As protesters tried to hold peaceful vigils, these groups menaced them with clubs and insults. The youth responded with stones and chants. The streets became battlegrounds.
A History of Blood: The Gen Z Massacres of 2024
The outrage is not new. In June 2024, the youth-led Gen Z movement held mass demonstrations against a harsh Finance Bill that would raise the cost of living and cut youth-centered social programs. The protests, organized largely on TikTok and Twitter/X, spread like wildfire. But the state responded with disproportionate force.
In towns from Kisumu to Mombasa, police opened fire on peaceful demonstrators. More than a dozen young people—some barely out of school—were shot dead. In Nairobi’s Mathare slums, a 19-year-old aspiring graphic designer was killed by a stray bullet while livestreaming the protest. To date, not a single officer has been held accountable for the killings.
Justice Deferred: IPOA’s Hollow Promises
The Independent Policing Oversight Authority (IPOA), established to bring accountability to rogue policing, remains toothless. With over 10,000 complaints filed against the police since IPOA’s inception, only 33 officers have ever been convicted. For most Kenyans, justice is a slogan, not a reality.
Activists argue the rot is systemic. Officers are trained in aggression, rewarded for force, and shielded from accountability. “We are being hunted,” said a 23-year-old protester and law student who wanted anonimity “They see us as enemies of the state for demanding dignity.”
Voices of Rage, Cries for Change
On social media, the Kenyan internet exploded with rage. Graphic footage of the shooting was reposted with cries for international attention.
Civil society organizations have demanded an independent inquiry into Ojwang’s death, the Moi Avenue shooting, and the June protest killings. They are calling for the resignation of top police commanders and an overhaul of the National Police Service.

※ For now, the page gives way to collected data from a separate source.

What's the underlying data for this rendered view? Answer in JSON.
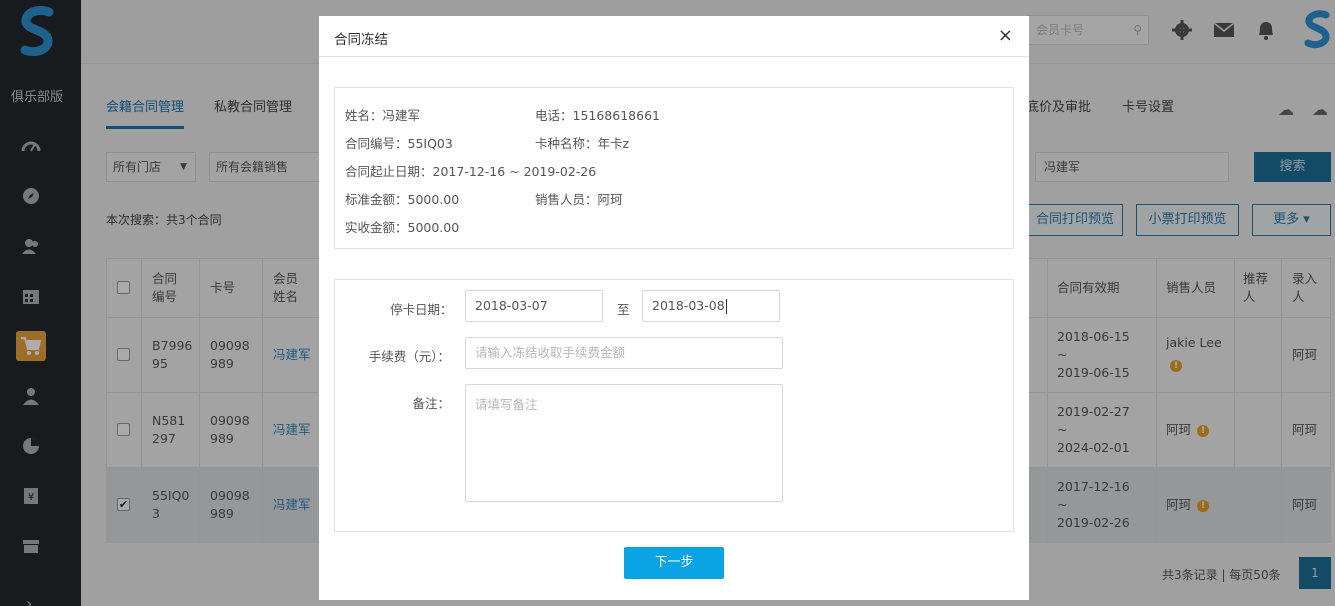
{
  "sidebar": {
    "club_label": "俱乐部版",
    "items": [
      {
        "icon": "dashboard-icon"
      },
      {
        "icon": "compass-icon"
      },
      {
        "icon": "members-icon"
      },
      {
        "icon": "calendar-icon"
      },
      {
        "icon": "cart-icon",
        "active": true
      },
      {
        "icon": "user-icon"
      },
      {
        "icon": "pie-chart-icon"
      },
      {
        "icon": "finance-icon"
      },
      {
        "icon": "store-icon"
      }
    ],
    "expand_icon": "chevron-right-icon"
  },
  "topbar": {
    "search_placeholder": "会员卡号"
  },
  "tabs": [
    "会籍合同管理",
    "私教合同管理",
    "底价及审批",
    "卡号设置"
  ],
  "filters": {
    "store": "所有门店",
    "sales": "所有会籍销售",
    "keyword": "冯建军",
    "search_button": "搜索"
  },
  "search_summary": "本次搜索：共3个合同",
  "actions": {
    "contract_print": "合同打印预览",
    "receipt_print": "小票打印预览",
    "more": "更多"
  },
  "table": {
    "headers": {
      "contract_no": "合同编号",
      "card_no": "卡号",
      "member_name": "会员姓名",
      "validity": "合同有效期",
      "sales": "销售人员",
      "referrer": "推荐人",
      "entry": "录入人"
    },
    "rows": [
      {
        "contract_no": "B7996 95",
        "card_no": "09098 989",
        "name": "冯建军",
        "validity_start": "2018-06-15",
        "validity_end": "2019-06-15",
        "sales": "jakie Lee",
        "entry": "阿珂",
        "selected": false
      },
      {
        "contract_no": "N581 297",
        "card_no": "09098 989",
        "name": "冯建军",
        "validity_start": "2019-02-27",
        "validity_end": "2024-02-01",
        "sales": "阿珂",
        "entry": "阿珂",
        "selected": false
      },
      {
        "contract_no": "55IQ0 3",
        "card_no": "09098 989",
        "name": "冯建军",
        "validity_start": "2017-12-16",
        "validity_end": "2019-02-26",
        "sales": "阿珂",
        "entry": "阿珂",
        "selected": true
      }
    ],
    "tilde": "~",
    "check_mark": "✔"
  },
  "footer": {
    "records": "共3条记录 | 每页50条",
    "page": "1"
  },
  "modal": {
    "title": "合同冻结",
    "close": "×",
    "info": {
      "name": "姓名：冯建军",
      "phone": "电话：15168618661",
      "contract_no": "合同编号：55IQ03",
      "card_type": "卡种名称：年卡z",
      "date_range": "合同起止日期：2017-12-16 ~ 2019-02-26",
      "standard_amount": "标准金额：5000.00",
      "sales": "销售人员：阿珂",
      "received_amount": "实收金额：5000.00"
    },
    "form": {
      "stop_date_label": "停卡日期：",
      "start_date": "2018-03-07",
      "to": "至",
      "end_date": "2018-03-08",
      "fee_label": "手续费（元）：",
      "fee_placeholder": "请输入冻结收取手续费金额",
      "remark_label": "备注：",
      "remark_placeholder": "请填写备注"
    },
    "next_button": "下一步"
  }
}
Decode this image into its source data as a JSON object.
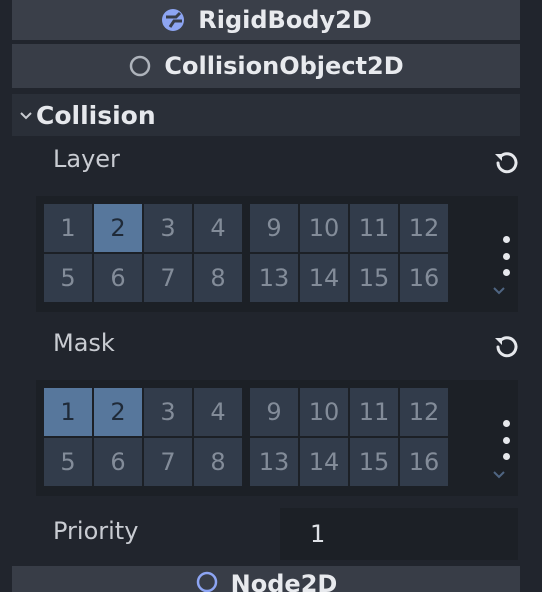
{
  "headers": {
    "rigidbody": "RigidBody2D",
    "collision_object": "CollisionObject2D",
    "node2d": "Node2D"
  },
  "section": {
    "label": "Collision",
    "expanded": true
  },
  "layer": {
    "label": "Layer",
    "active_bits": [
      2
    ],
    "cells": [
      {
        "n": "1",
        "on": false
      },
      {
        "n": "2",
        "on": true
      },
      {
        "n": "3",
        "on": false
      },
      {
        "n": "4",
        "on": false
      },
      {
        "n": "9",
        "on": false
      },
      {
        "n": "10",
        "on": false
      },
      {
        "n": "11",
        "on": false
      },
      {
        "n": "12",
        "on": false
      },
      {
        "n": "5",
        "on": false
      },
      {
        "n": "6",
        "on": false
      },
      {
        "n": "7",
        "on": false
      },
      {
        "n": "8",
        "on": false
      },
      {
        "n": "13",
        "on": false
      },
      {
        "n": "14",
        "on": false
      },
      {
        "n": "15",
        "on": false
      },
      {
        "n": "16",
        "on": false
      }
    ]
  },
  "mask": {
    "label": "Mask",
    "active_bits": [
      1,
      2
    ],
    "cells": [
      {
        "n": "1",
        "on": true
      },
      {
        "n": "2",
        "on": true
      },
      {
        "n": "3",
        "on": false
      },
      {
        "n": "4",
        "on": false
      },
      {
        "n": "9",
        "on": false
      },
      {
        "n": "10",
        "on": false
      },
      {
        "n": "11",
        "on": false
      },
      {
        "n": "12",
        "on": false
      },
      {
        "n": "5",
        "on": false
      },
      {
        "n": "6",
        "on": false
      },
      {
        "n": "7",
        "on": false
      },
      {
        "n": "8",
        "on": false
      },
      {
        "n": "13",
        "on": false
      },
      {
        "n": "14",
        "on": false
      },
      {
        "n": "15",
        "on": false
      },
      {
        "n": "16",
        "on": false
      }
    ]
  },
  "priority": {
    "label": "Priority",
    "value": "1"
  },
  "colors": {
    "background": "#21252d",
    "header": "#383d47",
    "cell_off": "#323c4b",
    "cell_on": "#57779c",
    "rigidbody_icon": "#8da5f3"
  },
  "icons": {
    "rigidbody": "rigidbody2d-icon",
    "collision_object": "collision-object-icon",
    "node2d": "node2d-icon",
    "revert": "revert-icon",
    "menu": "kebab-menu-icon",
    "more": "chevron-down-icon"
  }
}
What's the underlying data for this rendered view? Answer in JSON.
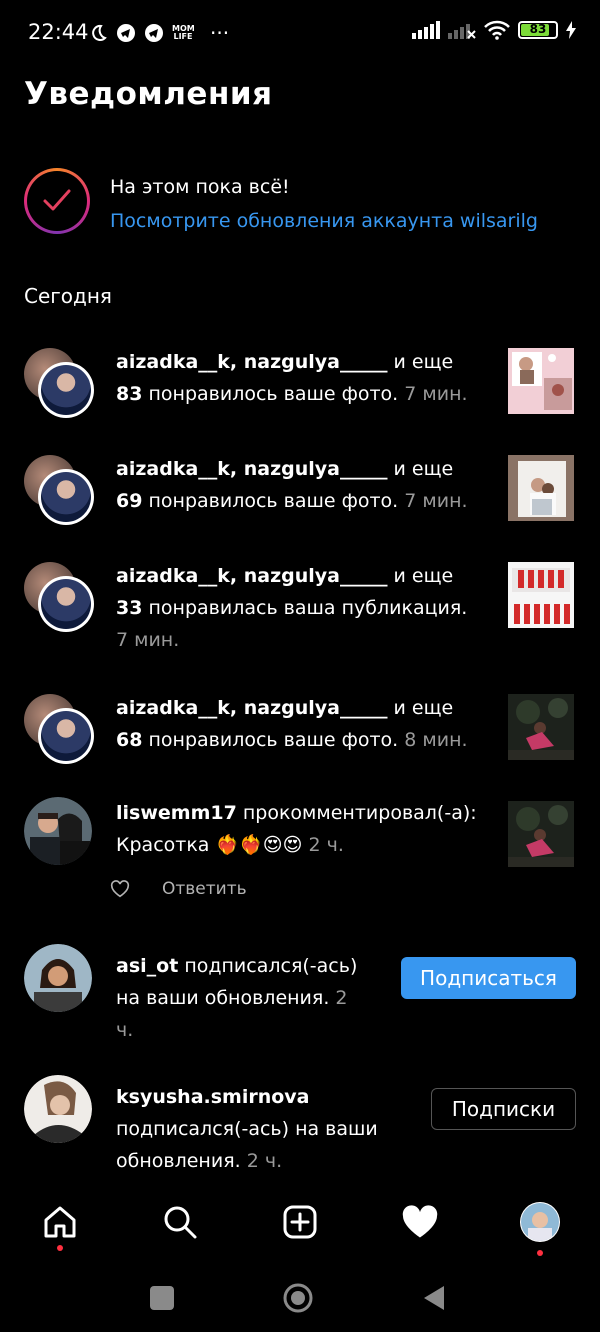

Yet so far, President Ruto and Governor Sakaja have remained largely silent. Their silence is being interpreted as complicity.
A New Generation Rises
But Kenya’s youth—born after the era of dictatorship, raised in the digital age—are not backing down. From university campuses to informal settlements, young people are organizing, documenting, and demanding systemic change.
“This is not just about one man shot or one protester killed,” said one protester who requested for anonimity, a community organizer in Kibera. “It’s about ending a system where the badge is a license to kill.”
Yesterday’s shooting wasn’t just a crime, it was a turning point. A moment that peeled back the illusion of democracy and revealed the violent heart of a failing state.
How the government responds in the days to come will determine not just the fate of a few officers or protesters, but the future of a nation on the brink.